6. Verweis auf Kollektivvereinbarungen weiterhin möglich
Der Nachweis der wesentlichen Arbeitsbedingungen kann auch weiterhin durch einen Verweis auf die im Arbeitsverhältnis anwendbaren Kollektivvereinbarungen wie Tarifverträge, Betriebs- und Dienstvereinbarungen ersetzt werden. Voraussetzung hierfür ist indes, dass die jeweilige Kollektivvereinbarung die entsprechende Regelung zu den wesentlichen Arbeitsbedingungen enthält.
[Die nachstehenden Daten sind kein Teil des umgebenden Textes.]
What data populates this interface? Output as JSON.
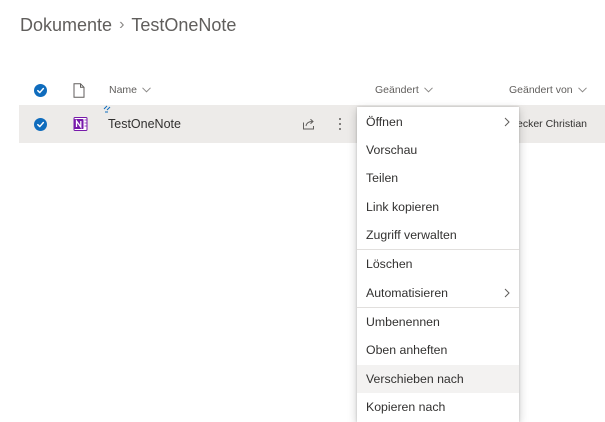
{
  "breadcrumb": {
    "root": "Dokumente",
    "separator": "›",
    "current": "TestOneNote"
  },
  "columns": {
    "name": "Name",
    "modified": "Geändert",
    "modified_by": "Geändert von"
  },
  "file": {
    "name": "TestOneNote",
    "modified_by_partial": "ecker Christian",
    "selected": true
  },
  "menu": {
    "items": [
      {
        "label": "Öffnen",
        "submenu": true
      },
      {
        "label": "Vorschau"
      },
      {
        "label": "Teilen"
      },
      {
        "label": "Link kopieren"
      },
      {
        "label": "Zugriff verwalten"
      },
      {
        "label": "Löschen"
      },
      {
        "label": "Automatisieren",
        "submenu": true
      },
      {
        "label": "Umbenennen"
      },
      {
        "label": "Oben anheften"
      },
      {
        "label": "Verschieben nach",
        "hovered": true
      },
      {
        "label": "Kopieren nach"
      }
    ]
  },
  "colors": {
    "accent": "#0f6cbd",
    "onenote": "#7719aa",
    "row_selected": "#edebe9",
    "hover": "#f3f2f1"
  },
  "icons": [
    "checkmark-icon",
    "document-icon",
    "chevron-down-icon",
    "onenote-icon",
    "share-icon",
    "more-icon",
    "chevron-right-icon"
  ]
}
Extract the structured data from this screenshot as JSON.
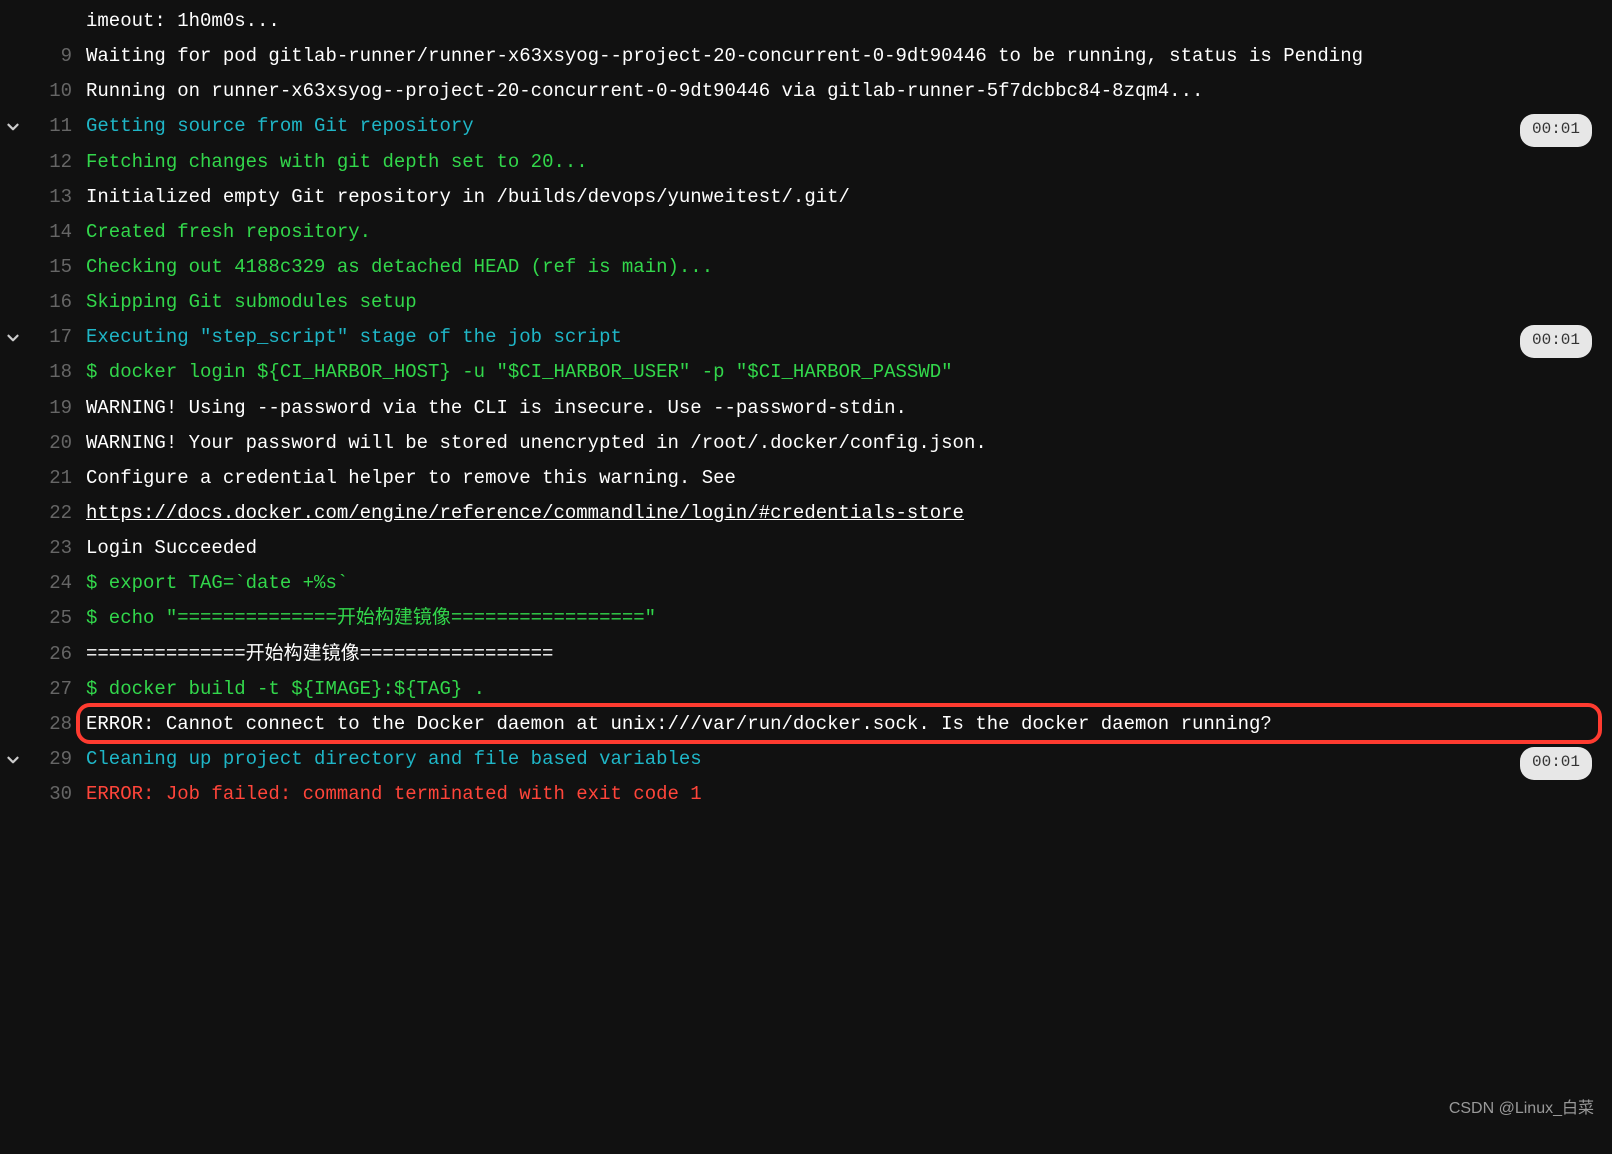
{
  "colors": {
    "bg": "#111111",
    "white": "#ffffff",
    "cyan": "#1fb6c7",
    "green": "#32d74b",
    "red": "#ff453a",
    "lineno": "#666666",
    "pillBg": "#e7e7e7",
    "pillFg": "#333333",
    "highlight": "#ff3b30"
  },
  "watermark": "CSDN @Linux_白菜",
  "highlight_line": 28,
  "lines": [
    {
      "n": "",
      "chevron": false,
      "pill": "",
      "segments": [
        {
          "cls": "c-white",
          "text": "imeout: 1h0m0s..."
        }
      ]
    },
    {
      "n": "9",
      "chevron": false,
      "pill": "",
      "segments": [
        {
          "cls": "c-white",
          "text": "Waiting for pod gitlab-runner/runner-x63xsyog--project-20-concurrent-0-9dt90446 to be running, status is Pending"
        }
      ]
    },
    {
      "n": "10",
      "chevron": false,
      "pill": "",
      "segments": [
        {
          "cls": "c-white",
          "text": "Running on runner-x63xsyog--project-20-concurrent-0-9dt90446 via gitlab-runner-5f7dcbbc84-8zqm4..."
        }
      ]
    },
    {
      "n": "11",
      "chevron": true,
      "pill": "00:01",
      "segments": [
        {
          "cls": "c-cyan",
          "text": "Getting source from Git repository"
        }
      ]
    },
    {
      "n": "12",
      "chevron": false,
      "pill": "",
      "segments": [
        {
          "cls": "c-green",
          "text": "Fetching changes with git depth set to 20..."
        }
      ]
    },
    {
      "n": "13",
      "chevron": false,
      "pill": "",
      "segments": [
        {
          "cls": "c-white",
          "text": "Initialized empty Git repository in /builds/devops/yunweitest/.git/"
        }
      ]
    },
    {
      "n": "14",
      "chevron": false,
      "pill": "",
      "segments": [
        {
          "cls": "c-green",
          "text": "Created fresh repository."
        }
      ]
    },
    {
      "n": "15",
      "chevron": false,
      "pill": "",
      "segments": [
        {
          "cls": "c-green",
          "text": "Checking out 4188c329 as detached HEAD (ref is main)..."
        }
      ]
    },
    {
      "n": "16",
      "chevron": false,
      "pill": "",
      "segments": [
        {
          "cls": "c-green",
          "text": "Skipping Git submodules setup"
        }
      ]
    },
    {
      "n": "17",
      "chevron": true,
      "pill": "00:01",
      "segments": [
        {
          "cls": "c-cyan",
          "text": "Executing \"step_script\" stage of the job script"
        }
      ]
    },
    {
      "n": "18",
      "chevron": false,
      "pill": "",
      "segments": [
        {
          "cls": "c-green",
          "text": "$ docker login ${CI_HARBOR_HOST} -u \"$CI_HARBOR_USER\" -p \"$CI_HARBOR_PASSWD\""
        }
      ]
    },
    {
      "n": "19",
      "chevron": false,
      "pill": "",
      "segments": [
        {
          "cls": "c-white",
          "text": "WARNING! Using --password via the CLI is insecure. Use --password-stdin."
        }
      ]
    },
    {
      "n": "20",
      "chevron": false,
      "pill": "",
      "segments": [
        {
          "cls": "c-white",
          "text": "WARNING! Your password will be stored unencrypted in /root/.docker/config.json."
        }
      ]
    },
    {
      "n": "21",
      "chevron": false,
      "pill": "",
      "segments": [
        {
          "cls": "c-white",
          "text": "Configure a credential helper to remove this warning. See"
        }
      ]
    },
    {
      "n": "22",
      "chevron": false,
      "pill": "",
      "segments": [
        {
          "cls": "c-link",
          "text": "https://docs.docker.com/engine/reference/commandline/login/#credentials-store",
          "link": true
        }
      ]
    },
    {
      "n": "23",
      "chevron": false,
      "pill": "",
      "segments": [
        {
          "cls": "c-white",
          "text": "Login Succeeded"
        }
      ]
    },
    {
      "n": "24",
      "chevron": false,
      "pill": "",
      "segments": [
        {
          "cls": "c-green",
          "text": "$ export TAG=`date +%s`"
        }
      ]
    },
    {
      "n": "25",
      "chevron": false,
      "pill": "",
      "segments": [
        {
          "cls": "c-green",
          "text": "$ echo \"==============开始构建镜像=================\""
        }
      ]
    },
    {
      "n": "26",
      "chevron": false,
      "pill": "",
      "segments": [
        {
          "cls": "c-white",
          "text": "==============开始构建镜像================="
        }
      ]
    },
    {
      "n": "27",
      "chevron": false,
      "pill": "",
      "segments": [
        {
          "cls": "c-green",
          "text": "$ docker build -t ${IMAGE}:${TAG} ."
        }
      ]
    },
    {
      "n": "28",
      "chevron": false,
      "pill": "",
      "segments": [
        {
          "cls": "c-white",
          "text": "ERROR: Cannot connect to the Docker daemon at unix:///var/run/docker.sock. Is the docker daemon running?"
        }
      ]
    },
    {
      "n": "29",
      "chevron": true,
      "pill": "00:01",
      "segments": [
        {
          "cls": "c-cyan",
          "text": "Cleaning up project directory and file based variables"
        }
      ]
    },
    {
      "n": "30",
      "chevron": false,
      "pill": "",
      "segments": [
        {
          "cls": "c-red",
          "text": "ERROR: Job failed: command terminated with exit code 1"
        }
      ]
    }
  ]
}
Arbeitgeber sollten nun handeln
Für Arbeitgeber, die sich bisher ihrer Vertragsmuster bedient haben, besteht nun dringender Anpassungsbedarf. Bei der Überarbeitung der Vorlagen sollte jetzt – angesichts drohender Bußgelder noch mehr als zuvor – darauf geachtet werden, dass sämtliche durch das Nachweisgesetz geforderte Angaben enthalten sind.
Was gilt für Altverträge?
Die gute Nachricht ist zwar, dass Altverträge, die vor dem 1. August 2022 geschlossen wurden, nicht angepasst werden müssen. Es besteht jedoch die Pflicht des Arbeitgebers, dem Arbeitnehmer auf sein Verlangen innerhalb von sieben Tagen die wesentlichen Arbeitsbedingungen schriftlich auszuhändigen. Angesichts dieser sehr kurzen Frist ist es ratsam, für einen solchen Fall eine entsprechende Vorlage der wesentlichen Vertragsbedingungen zur Hand zu haben, die den Anforderungen des geänderten Nachweisgesetzes genügt.